How to enable an Appium insecure feature

Appium returns an insecure-feature error when a client asks for a server, driver, or plugin action that could expose host state. Enabling only the named feature lets a trusted local test suite run that action without opening every insecure Appium capability.

Appium reads insecure-feature policy when the server starts. In Appium 3, each --allow-insecure or --deny-insecure entry needs a scope prefix, such as *:session_discovery for a server-level feature or uiautomator2:adb_shell for an Android driver feature.

Use this setting only on a server you control on loopback or a protected internal network, and prefer the smallest feature list that fixes the failing command. --relaxed-security enables broad access; --deny-insecure wins over both relaxed security and allow rules when the same feature appears in more than one place.

Related: How to install Appium
Related: How to start the Appium server
Related: How to use APPIUM_HOME for Appium extensions

Steps to enable an Appium insecure feature:

  1. Capture the insecure-feature error from the command that is blocked. 
    $ curl --silent http://127.0.0.1:4723/appium/sessions
{"value":{"error":"unknown error","message":"Potentially insecure feature 'session_discovery' has not been enabled. If you want to enable this feature and accept the security ramifications, please do so by following the documented instructions at http://appium.io/docs/en/latest/guides/security/","stacktrace":"UnknownError: Potentially insecure feature 'session_discovery' has not been enabled.
##### snipped #####"}}

    The example uses the server-level session_discovery feature because it can be tested without a device session. For driver features, use the feature name from the driver or plugin documentation.

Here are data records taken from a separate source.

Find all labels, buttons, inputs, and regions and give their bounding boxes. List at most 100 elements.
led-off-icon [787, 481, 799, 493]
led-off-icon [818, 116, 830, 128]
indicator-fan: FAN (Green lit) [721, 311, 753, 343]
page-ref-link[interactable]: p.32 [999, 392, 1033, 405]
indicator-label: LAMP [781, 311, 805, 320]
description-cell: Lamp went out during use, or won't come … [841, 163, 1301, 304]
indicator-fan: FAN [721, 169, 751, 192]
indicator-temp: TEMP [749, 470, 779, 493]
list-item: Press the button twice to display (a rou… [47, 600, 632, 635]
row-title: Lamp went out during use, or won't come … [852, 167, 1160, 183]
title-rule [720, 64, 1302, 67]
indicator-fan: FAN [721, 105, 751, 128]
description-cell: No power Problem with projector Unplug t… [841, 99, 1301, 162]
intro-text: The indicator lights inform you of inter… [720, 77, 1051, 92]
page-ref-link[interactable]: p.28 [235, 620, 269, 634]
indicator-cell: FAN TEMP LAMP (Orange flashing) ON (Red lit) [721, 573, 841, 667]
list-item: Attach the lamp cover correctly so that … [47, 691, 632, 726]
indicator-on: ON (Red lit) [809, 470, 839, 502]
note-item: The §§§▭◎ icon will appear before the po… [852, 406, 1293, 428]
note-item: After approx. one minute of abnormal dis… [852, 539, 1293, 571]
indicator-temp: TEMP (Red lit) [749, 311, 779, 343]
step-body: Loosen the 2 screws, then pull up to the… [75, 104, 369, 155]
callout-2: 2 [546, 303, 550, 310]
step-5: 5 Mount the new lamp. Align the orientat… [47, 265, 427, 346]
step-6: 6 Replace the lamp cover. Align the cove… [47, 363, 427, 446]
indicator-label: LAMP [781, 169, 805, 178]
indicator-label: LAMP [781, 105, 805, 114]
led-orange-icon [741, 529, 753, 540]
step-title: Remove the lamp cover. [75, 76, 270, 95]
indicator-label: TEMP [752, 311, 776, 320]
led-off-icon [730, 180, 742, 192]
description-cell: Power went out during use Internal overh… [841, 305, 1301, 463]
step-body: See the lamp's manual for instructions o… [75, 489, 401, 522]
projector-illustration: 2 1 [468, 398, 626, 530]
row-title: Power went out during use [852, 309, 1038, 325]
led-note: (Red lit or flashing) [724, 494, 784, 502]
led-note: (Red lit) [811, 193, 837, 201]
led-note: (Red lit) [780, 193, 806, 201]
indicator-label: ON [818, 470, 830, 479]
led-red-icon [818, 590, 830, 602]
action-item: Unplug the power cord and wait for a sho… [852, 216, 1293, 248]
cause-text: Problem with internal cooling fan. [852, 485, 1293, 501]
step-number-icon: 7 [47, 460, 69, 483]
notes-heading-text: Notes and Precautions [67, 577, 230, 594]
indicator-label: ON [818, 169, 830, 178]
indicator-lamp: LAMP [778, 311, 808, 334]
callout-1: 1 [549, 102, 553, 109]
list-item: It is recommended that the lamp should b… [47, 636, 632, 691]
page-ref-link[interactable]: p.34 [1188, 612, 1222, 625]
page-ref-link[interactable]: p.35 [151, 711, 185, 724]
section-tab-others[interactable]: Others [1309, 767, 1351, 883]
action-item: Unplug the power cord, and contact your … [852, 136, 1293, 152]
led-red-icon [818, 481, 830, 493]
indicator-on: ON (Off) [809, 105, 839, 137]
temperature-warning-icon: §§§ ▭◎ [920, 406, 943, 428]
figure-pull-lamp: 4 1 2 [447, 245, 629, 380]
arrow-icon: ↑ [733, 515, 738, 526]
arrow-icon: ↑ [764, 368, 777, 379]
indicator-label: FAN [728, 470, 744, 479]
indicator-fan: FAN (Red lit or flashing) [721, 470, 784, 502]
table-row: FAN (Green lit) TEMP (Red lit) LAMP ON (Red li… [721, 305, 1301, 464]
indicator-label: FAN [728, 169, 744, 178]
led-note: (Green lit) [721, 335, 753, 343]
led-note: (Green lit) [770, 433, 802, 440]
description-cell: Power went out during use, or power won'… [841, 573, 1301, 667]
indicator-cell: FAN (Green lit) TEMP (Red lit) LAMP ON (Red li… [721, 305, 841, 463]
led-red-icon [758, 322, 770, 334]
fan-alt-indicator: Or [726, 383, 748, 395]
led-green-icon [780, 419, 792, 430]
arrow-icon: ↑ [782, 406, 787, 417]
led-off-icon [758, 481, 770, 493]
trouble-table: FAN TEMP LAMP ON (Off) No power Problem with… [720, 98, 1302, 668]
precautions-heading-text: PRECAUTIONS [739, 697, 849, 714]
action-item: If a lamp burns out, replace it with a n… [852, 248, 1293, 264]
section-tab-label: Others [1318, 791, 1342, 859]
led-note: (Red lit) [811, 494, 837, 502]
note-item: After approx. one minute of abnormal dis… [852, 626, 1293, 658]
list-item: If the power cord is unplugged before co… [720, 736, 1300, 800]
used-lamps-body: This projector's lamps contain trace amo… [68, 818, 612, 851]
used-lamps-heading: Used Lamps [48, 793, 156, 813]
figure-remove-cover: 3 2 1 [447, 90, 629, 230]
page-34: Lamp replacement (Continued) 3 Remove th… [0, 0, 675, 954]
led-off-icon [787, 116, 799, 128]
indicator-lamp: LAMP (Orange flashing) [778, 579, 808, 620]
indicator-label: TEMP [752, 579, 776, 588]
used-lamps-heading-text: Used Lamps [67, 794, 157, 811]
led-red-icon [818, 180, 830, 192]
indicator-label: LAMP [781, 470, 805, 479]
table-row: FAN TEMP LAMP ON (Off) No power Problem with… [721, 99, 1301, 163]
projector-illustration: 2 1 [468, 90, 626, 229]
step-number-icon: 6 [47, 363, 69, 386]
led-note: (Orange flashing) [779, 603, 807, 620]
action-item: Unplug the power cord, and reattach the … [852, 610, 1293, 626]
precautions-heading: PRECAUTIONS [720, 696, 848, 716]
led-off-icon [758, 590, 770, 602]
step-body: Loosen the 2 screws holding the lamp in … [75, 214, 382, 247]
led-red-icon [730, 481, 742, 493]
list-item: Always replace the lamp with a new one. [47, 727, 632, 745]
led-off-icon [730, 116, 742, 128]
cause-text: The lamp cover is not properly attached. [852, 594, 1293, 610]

  2. Choose the scoped feature value for the server start command.

    Use *:session_discovery for Appium server session discovery, uiautomator2:adb_shell for Android mobile: shell through UiAutomator2, or xcuitest:get_server_logs for XCUITest server-log access. Quote values that start with * so the shell does not treat the wildcard as a filename pattern.

  3. Stop the current Appium server before changing security flags.

    Press Ctrl-C in the terminal that owns the server, or stop the service, job, or CI step that launches Appium.

  4. Start Appium with an explicit allow rule for the selected feature. 
    $ appium --address 127.0.0.1 --port 4723 --allow-insecure='*:session_discovery'
[Appium] Welcome to Appium v3.5.0
[Appium] Non-default server args:
[Appium] { address: '127.0.0.1', allowInsecure: [ '*:session_discovery' ] }
[Appium] Explicitly enabling insecure features:
[Appium]     *:session_discovery
[Appium] Appium REST http interface listener started on http://127.0.0.1:4723

    Do not combine insecure features with a public Appium listener. Bind to 127.0.0.1 unless a trusted lab network or CI topology requires another address.

    Related: How to start the Appium server

  5. Check that the restarted server is ready. 
    $ curl --silent http://127.0.0.1:4723/status
{"value":{"ready":true,"message":"The server is ready to accept new connections","build":{"version":"3.5.0"}}}
  6. Retest the command that previously failed. 
    $ curl --silent http://127.0.0.1:4723/appium/sessions
{"value":[]}

    An empty value array means the session_discovery endpoint is now allowed and there are no active sessions. For a driver feature such as uiautomator2:adb_shell, rerun the same client command or test case that produced the original insecure-feature error.

  7. Keep the allow rule in the project server start command only while the feature is required.

    Client capabilities cannot enable insecure features after the server starts. Put the allow rule in the Appium service command, CI job, or project-local launch script that owns the server process.